Set of scripts & tools for converting between numbers and major system encoded words.
Uses phonetics instead of letters to convert, sorts by word frequency and indicates part of speech.
For an explanation of the major system, check out the wikipedia page
CLI client for looking up words for a given number.
go build, run using
./msc -d assets/major_system_lookup_250k.csv
Resulting words are sorted by frequency (most frequent to least frequent) and styled based on their frequency and part of speech. I’m not good at designing UI, so this could use some improvement, but here’s roughly how to read it:
Italic & Underlined means the word is within the 500 most common words.
Underlined means the word is within the 1000 most common words.
Italic means the word is within the 2500 most common words.
Dimmed colors mean the word is NOT in the 10000 most common words.
Part of Speech
Adjectives are blue tones, nouns are magenta, verbs are yellow.
The most desirable ones have that as their background color, these will be singular nouns and the base form of verbs.
The ones where this is the foreground color will be plurals, other tenses of verbs, etc.

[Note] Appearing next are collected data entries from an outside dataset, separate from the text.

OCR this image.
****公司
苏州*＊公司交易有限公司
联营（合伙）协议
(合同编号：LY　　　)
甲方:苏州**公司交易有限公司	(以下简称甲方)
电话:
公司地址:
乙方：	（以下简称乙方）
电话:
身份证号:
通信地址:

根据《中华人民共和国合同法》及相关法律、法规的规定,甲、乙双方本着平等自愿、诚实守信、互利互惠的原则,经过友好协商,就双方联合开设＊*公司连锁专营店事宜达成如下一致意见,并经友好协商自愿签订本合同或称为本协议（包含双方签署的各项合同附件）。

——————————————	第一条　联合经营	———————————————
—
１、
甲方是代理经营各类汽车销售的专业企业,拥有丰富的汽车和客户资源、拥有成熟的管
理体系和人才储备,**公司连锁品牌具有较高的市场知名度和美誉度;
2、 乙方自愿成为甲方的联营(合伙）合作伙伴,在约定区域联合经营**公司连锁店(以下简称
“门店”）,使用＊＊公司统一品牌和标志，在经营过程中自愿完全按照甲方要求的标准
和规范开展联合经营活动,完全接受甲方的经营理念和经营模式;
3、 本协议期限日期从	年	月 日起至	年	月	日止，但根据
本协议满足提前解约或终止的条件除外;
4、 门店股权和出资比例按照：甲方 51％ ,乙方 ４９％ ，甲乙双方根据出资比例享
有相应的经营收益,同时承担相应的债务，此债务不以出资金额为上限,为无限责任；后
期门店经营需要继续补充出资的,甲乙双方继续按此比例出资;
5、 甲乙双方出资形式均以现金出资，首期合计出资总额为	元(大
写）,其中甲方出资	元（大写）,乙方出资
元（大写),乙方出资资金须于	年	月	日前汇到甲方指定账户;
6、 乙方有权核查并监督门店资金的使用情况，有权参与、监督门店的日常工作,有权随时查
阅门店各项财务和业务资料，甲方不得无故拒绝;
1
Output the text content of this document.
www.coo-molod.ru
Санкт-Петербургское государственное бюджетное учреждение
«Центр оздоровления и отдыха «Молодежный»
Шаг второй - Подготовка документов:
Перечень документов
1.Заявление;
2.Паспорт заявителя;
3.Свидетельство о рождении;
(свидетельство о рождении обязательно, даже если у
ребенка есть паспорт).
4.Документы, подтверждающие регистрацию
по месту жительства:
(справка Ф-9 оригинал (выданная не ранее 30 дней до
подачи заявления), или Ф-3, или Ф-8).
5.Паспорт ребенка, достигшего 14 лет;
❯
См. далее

Script for creating a major system dataset. (this contains a word, the number that word decodes to using the major system, the part of speech of that word, the individual phonemes of the word, and frequency information for that word)
Takes in a wikipedia frequency dataset, see IlyaSemenov/wikipedia-word-frequency.
python create_dataset.py --frequency assets/enwiki-20210820-words-frequency.txt --output assets/major_system_lookup.csv
This uses g2p to get the phonemes for the words (this relies on cmudict), and textblob for getting information about the part of speech. Both of these may be inaccurate in some cases.
Running the script on the whole wikipedia dump takes about 9h on my machine, so maybe use one of the provided datasets.
Experimental python CLI I quickly hacked together to test the dataset.
python major_system_converter.py --dataset assets/major_system_lookup_250k.csv
Contains the latest wikipedia word frequency dataset I could find, as well as precomputed major system datasets created using create_dataset.py.